Jonathan Kissam, UE's Communication Director and editor of the UE News, advocates just such an approach:

UE District 8's Missouri Valley Authority proposal could easily be revived and modernized, and combined with elements of the British proposal for a National Climate Service. A network of regional Just Transition Authorities, publicly owned and accountable to communities and workers, could be set up to address the specific carbon-reduction and employment needs of different regions of the country.

The political lessons are perhaps the most important.  District 8's success in building significant labor-community alliances around innovative plans for war conversion and then peacetime reconversion highlights the pivotal role unions can, or perhaps must, play in a progressive transformation process.  Underpinning this success was District 8's commitment to sustained internal organizing and engagement with community partners.  Union members embraced the campaigns because they could see how a planned transformation of regional economic activity was the only way to secure meaningful improvements in workplace conditions, and such a transformation could only be won in alliance with the broader community.  And community allies, and eventually even political leaders, were drawn to the campaigns because they recognized that joining with organized labor gave them the best chance to win structural changes that also benefited them.

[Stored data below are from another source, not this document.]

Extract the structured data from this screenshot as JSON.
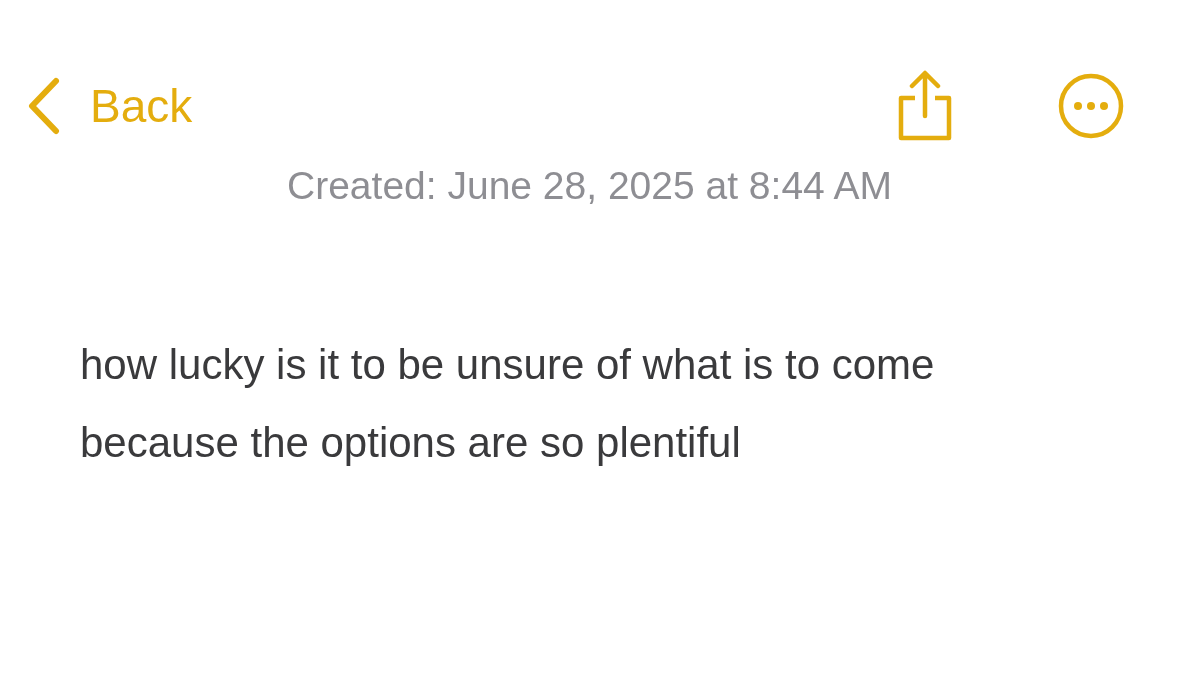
{
  "nav": {
    "back_label": "Back"
  },
  "created": "Created: June 28, 2025 at 8:44 AM",
  "note": {
    "body": "how lucky is it to be unsure of what is to come because the options are so plentiful"
  }
}
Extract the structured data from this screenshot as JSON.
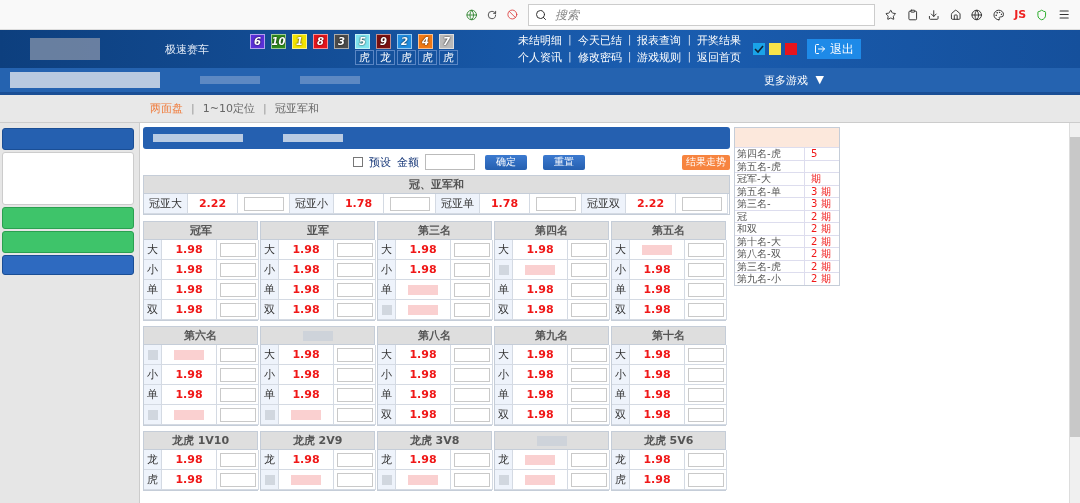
{
  "browser": {
    "search": {
      "placeholder": "搜索"
    },
    "badge": "JS"
  },
  "header": {
    "game_title": "极速赛车",
    "balls": [
      {
        "number": "6",
        "color": "#5a2fd8"
      },
      {
        "number": "10",
        "color": "#2f8c1f"
      },
      {
        "number": "1",
        "color": "#f2e400"
      },
      {
        "number": "8",
        "color": "#e3141c"
      },
      {
        "number": "3",
        "color": "#4a4a4a"
      },
      {
        "number": "5",
        "color": "#7fe3ee"
      },
      {
        "number": "9",
        "color": "#7a1010"
      },
      {
        "number": "2",
        "color": "#1f8de0"
      },
      {
        "number": "4",
        "color": "#f07814"
      },
      {
        "number": "7",
        "color": "#b9b9b9"
      }
    ],
    "ball_tags": [
      "虎",
      "龙",
      "虎",
      "虎",
      "虎"
    ],
    "links": [
      {
        "label": "未结明细"
      },
      {
        "separator": "|",
        "label": "今天已结"
      },
      {
        "separator": "|",
        "label": "报表查询"
      },
      {
        "separator": "|",
        "label": "开奖结果"
      },
      {
        "label": "个人资讯"
      },
      {
        "separator": "|",
        "label": "修改密码"
      },
      {
        "separator": "|",
        "label": "游戏规则"
      },
      {
        "separator": "|",
        "label": "返回首页"
      }
    ],
    "themes": [
      {
        "color": "#1aa3e8",
        "selected": true
      },
      {
        "color": "#f7e34a",
        "selected": false
      },
      {
        "color": "#e8141c",
        "selected": false
      }
    ],
    "logout": "退出"
  },
  "nav": {
    "more": "更多游戏",
    "caret": "▼"
  },
  "subnav": [
    {
      "label": "两面盘",
      "selected": true
    },
    {
      "separator": "|",
      "label": "1~10定位",
      "selected": false
    },
    {
      "separator": "|",
      "label": "冠亚军和",
      "selected": false
    }
  ],
  "bet_form": {
    "preset_label": "预设",
    "preset_checked": false,
    "amount_label": "金额",
    "confirm": "确定",
    "reset": "重置",
    "trend": "结果走势"
  },
  "sum_table": {
    "title": "冠、亚军和",
    "cells": [
      {
        "label": "冠亚大",
        "odds": "2.22"
      },
      {
        "label": "冠亚小",
        "odds": "1.78"
      },
      {
        "label": "冠亚单",
        "odds": "1.78"
      },
      {
        "label": "冠亚双",
        "odds": "2.22"
      }
    ]
  },
  "groups": [
    {
      "title": "冠军",
      "rows": [
        {
          "label": "大",
          "odds": "1.98"
        },
        {
          "label": "小",
          "odds": "1.98"
        },
        {
          "label": "单",
          "odds": "1.98"
        },
        {
          "label": "双",
          "odds": "1.98"
        }
      ]
    },
    {
      "title": "亚军",
      "rows": [
        {
          "label": "大",
          "odds": "1.98"
        },
        {
          "label": "小",
          "odds": "1.98"
        },
        {
          "label": "单",
          "odds": "1.98"
        },
        {
          "label": "双",
          "odds": "1.98"
        }
      ]
    },
    {
      "title": "第三名",
      "rows": [
        {
          "label": "大",
          "odds": "1.98"
        },
        {
          "label": "小",
          "odds": "1.98"
        },
        {
          "label": "单"
        },
        {}
      ]
    },
    {
      "title": "第四名",
      "rows": [
        {
          "label": "大",
          "odds": "1.98"
        },
        {},
        {
          "label": "单",
          "odds": "1.98"
        },
        {
          "label": "双",
          "odds": "1.98"
        }
      ]
    },
    {
      "title": "第五名",
      "rows": [
        {
          "label": "大"
        },
        {
          "label": "小",
          "odds": "1.98"
        },
        {
          "label": "单",
          "odds": "1.98"
        },
        {
          "label": "双",
          "odds": "1.98"
        }
      ]
    },
    {
      "title": "第六名",
      "rows": [
        {},
        {
          "label": "小",
          "odds": "1.98"
        },
        {
          "label": "单",
          "odds": "1.98"
        },
        {}
      ]
    },
    {
      "rows": [
        {
          "label": "大",
          "odds": "1.98"
        },
        {
          "label": "小",
          "odds": "1.98"
        },
        {
          "label": "单",
          "odds": "1.98"
        },
        {}
      ]
    },
    {
      "title": "第八名",
      "rows": [
        {
          "label": "大",
          "odds": "1.98"
        },
        {
          "label": "小",
          "odds": "1.98"
        },
        {
          "label": "单",
          "odds": "1.98"
        },
        {
          "label": "双",
          "odds": "1.98"
        }
      ]
    },
    {
      "title": "第九名",
      "rows": [
        {
          "label": "大",
          "odds": "1.98"
        },
        {
          "label": "小",
          "odds": "1.98"
        },
        {
          "label": "单",
          "odds": "1.98"
        },
        {
          "label": "双",
          "odds": "1.98"
        }
      ]
    },
    {
      "title": "第十名",
      "rows": [
        {
          "label": "大",
          "odds": "1.98"
        },
        {
          "label": "小",
          "odds": "1.98"
        },
        {
          "label": "单",
          "odds": "1.98"
        },
        {
          "label": "双",
          "odds": "1.98"
        }
      ]
    },
    {
      "title": "龙虎 1V10",
      "rows": [
        {
          "label": "龙",
          "odds": "1.98"
        },
        {
          "label": "虎",
          "odds": "1.98"
        }
      ]
    },
    {
      "title": "龙虎 2V9",
      "rows": [
        {
          "label": "龙",
          "odds": "1.98"
        },
        {}
      ]
    },
    {
      "title": "龙虎 3V8",
      "rows": [
        {
          "label": "龙",
          "odds": "1.98"
        },
        {}
      ]
    },
    {
      "rows": [
        {
          "label": "龙"
        },
        {}
      ]
    },
    {
      "title": "龙虎 5V6",
      "rows": [
        {
          "label": "龙",
          "odds": "1.98"
        },
        {
          "label": "虎",
          "odds": "1.98"
        }
      ]
    }
  ],
  "streaks": [
    {
      "name": "第四名-虎",
      "count": "5"
    },
    {
      "name": "第五名-虎"
    },
    {
      "name": "冠军-大",
      "count": "期"
    },
    {
      "name": "第五名-单",
      "count": "3 期"
    },
    {
      "name": "第三名-",
      "count": "3 期"
    },
    {
      "name": "冠",
      "count": "2 期"
    },
    {
      "name": "和双",
      "count": "2 期"
    },
    {
      "name": "第十名-大",
      "count": "2 期"
    },
    {
      "name": "第八名-双",
      "count": "2 期"
    },
    {
      "name": "第三名-虎",
      "count": "2 期"
    },
    {
      "name": "第九名-小",
      "count": "2 期"
    }
  ]
}
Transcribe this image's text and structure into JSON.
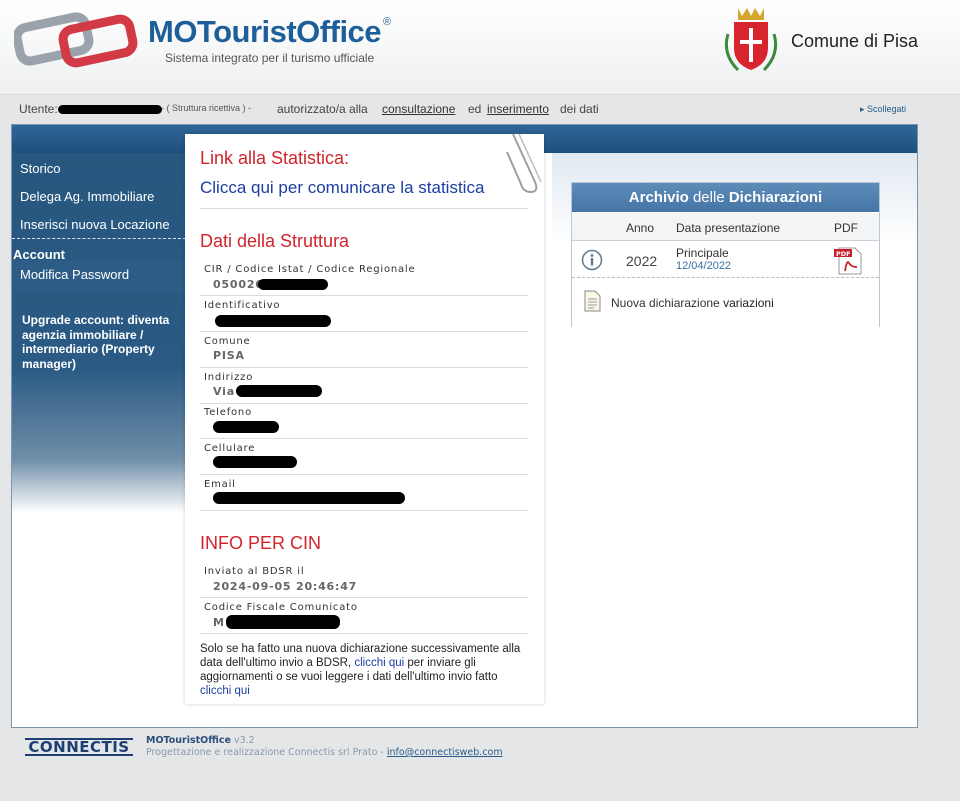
{
  "header": {
    "brand": "MOTouristOffice",
    "brand_mark": "®",
    "tagline": "Sistema integrato per il turismo ufficiale",
    "municipality": "Comune di Pisa"
  },
  "userbar": {
    "user_label": "Utente:",
    "role": "- ( Struttura ricettiva ) -",
    "authorized_text": "autorizzato/a alla",
    "consultation": "consultazione",
    "and_text": "ed",
    "insertion": "inserimento",
    "data_text": "dei dati",
    "logout": "Scollegati"
  },
  "sidebar": {
    "items": [
      {
        "label": "Storico"
      },
      {
        "label": "Delega Ag. Immobiliare"
      },
      {
        "label": "Inserisci nuova Locazione"
      }
    ],
    "account_heading": "Account",
    "change_password": "Modifica Password",
    "upgrade": "Upgrade account: diventa agenzia immobiliare / intermediario (Property manager)"
  },
  "statistics": {
    "heading": "Link alla Statistica:",
    "link": "Clicca qui per comunicare la statistica"
  },
  "structure": {
    "heading": "Dati della Struttura",
    "fields": [
      {
        "label": "CIR / Codice Istat / Codice Regionale",
        "value": "050026"
      },
      {
        "label": "Identificativo",
        "value": ""
      },
      {
        "label": "Comune",
        "value": "PISA"
      },
      {
        "label": "Indirizzo",
        "value": "Via"
      },
      {
        "label": "Telefono",
        "value": ""
      },
      {
        "label": "Cellulare",
        "value": ""
      },
      {
        "label": "Email",
        "value": ""
      }
    ]
  },
  "cin": {
    "heading": "INFO PER CIN",
    "fields": [
      {
        "label": "Inviato al BDSR il",
        "value": "2024-09-05 20:46:47"
      },
      {
        "label": "Codice Fiscale Comunicato",
        "value": "M"
      }
    ],
    "note_1": "Solo se ha fatto una nuova dichiarazione successivamente alla data dell'ultimo invio a BDSR,",
    "note_link_1": "clicchi qui",
    "note_2": "per inviare gli aggiornamenti o se vuoi leggere i dati dell'ultimo invio fatto",
    "note_link_2": "clicchi qui"
  },
  "archive": {
    "title_a": "Archivio",
    "title_b": "delle",
    "title_c": "Dichiarazioni",
    "col_year": "Anno",
    "col_date": "Data presentazione",
    "col_pdf": "PDF",
    "rows": [
      {
        "year": "2022",
        "type": "Principale",
        "date": "12/04/2022"
      }
    ],
    "new_text": "Nuova dichiarazione",
    "new_bold": "variazioni"
  },
  "footer": {
    "company": "CONNECTIS",
    "product": "MOTouristOffice",
    "version": "v3.2",
    "credits": "Progettazione e realizzazione Connectis srl Prato -",
    "email": "info@connectisweb.com"
  }
}
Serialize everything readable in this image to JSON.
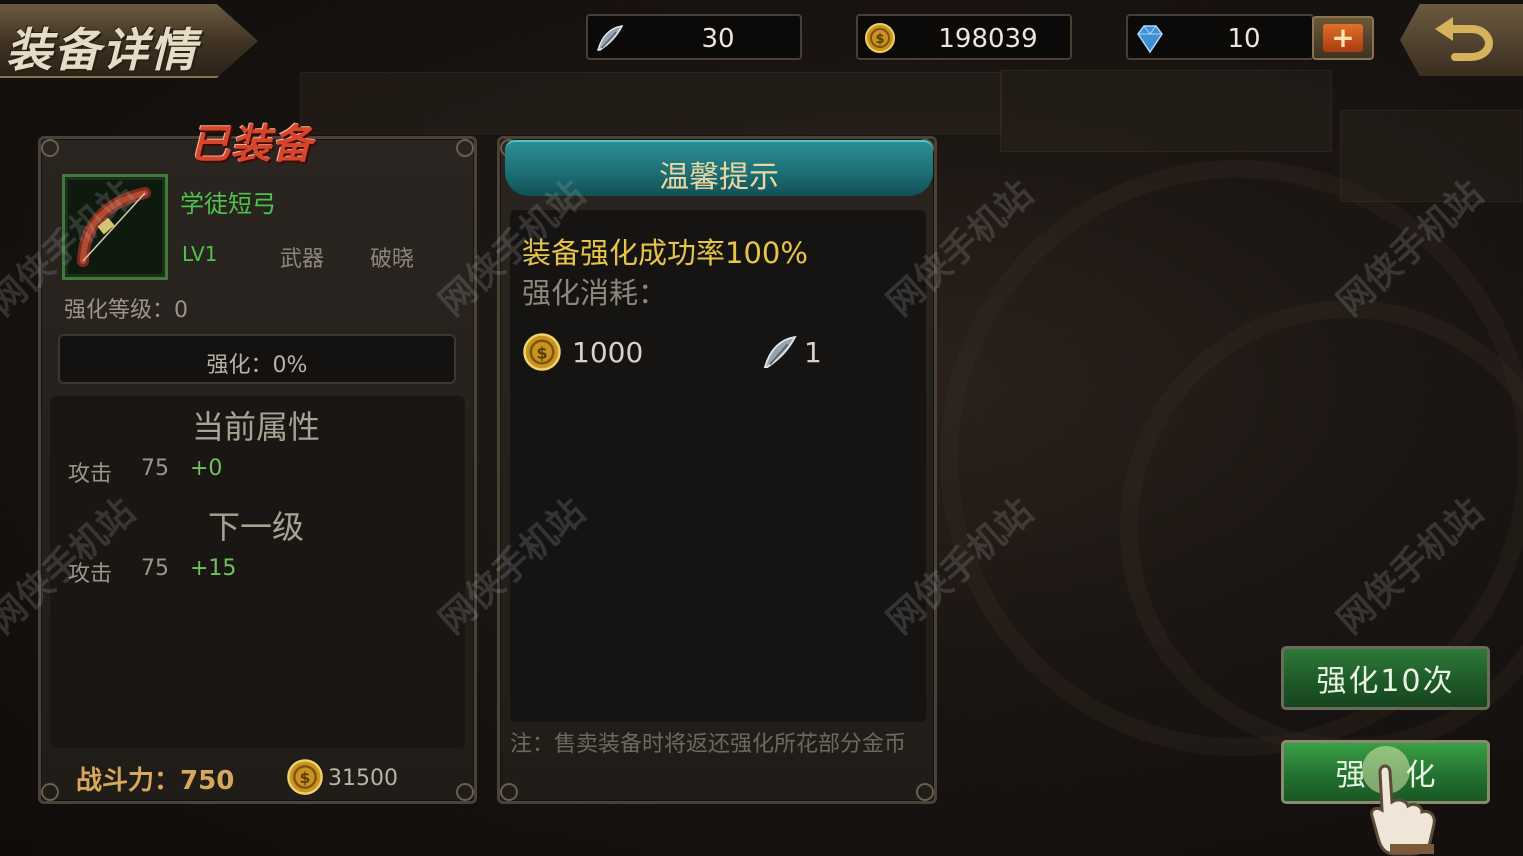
{
  "header": {
    "title": "装备详情",
    "resources": {
      "feather": "30",
      "gold": "198039",
      "diamond": "10"
    },
    "plus_label": "+"
  },
  "left_panel": {
    "status_tag": "已装备",
    "item_name": "学徒短弓",
    "level": "LV1",
    "item_type": "武器",
    "item_set": "破晓",
    "enhance_level_label": "强化等级：",
    "enhance_level_value": "0",
    "progress_label": "强化：",
    "progress_value": "0%",
    "progress_fraction": 0,
    "current_attr_title": "当前属性",
    "current_attr": {
      "name": "攻击",
      "value": "75",
      "bonus": "+0"
    },
    "next_level_title": "下一级",
    "next_attr": {
      "name": "攻击",
      "value": "75",
      "bonus": "+15"
    },
    "power_label": "战斗力：",
    "power_value": "750",
    "sell_price": "31500"
  },
  "right_panel": {
    "header": "温馨提示",
    "success_rate": "装备强化成功率100%",
    "cost_label": "强化消耗：",
    "cost_gold": "1000",
    "cost_feather": "1",
    "note": "注：售卖装备时将返还强化所花部分金币"
  },
  "buttons": {
    "enhance_10": "强化10次",
    "enhance": "强化"
  },
  "watermark": "网侠手机站",
  "colors": {
    "item_name": "#4fc24a",
    "bonus": "#6fc25a",
    "gold_text": "#e6c44a",
    "teal_header": "#1b6d73"
  }
}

We face enormous challenges in attempting to build a similar kind of working class-anchored movement for a Green New Deal-inspired economic transformation.  Among them: weakened unions; popular distrust of the effectiveness of public planning and production; and weak ties between labor, environmental, and other community groups.  Overcoming these challenges will require our own sustained conversations and organizing to strengthen the capacities of, and connections between, our organizations and to develop a shared and grounded vision of a Green New Deal, one that can unite and empower the broader movement for change we so desperately need.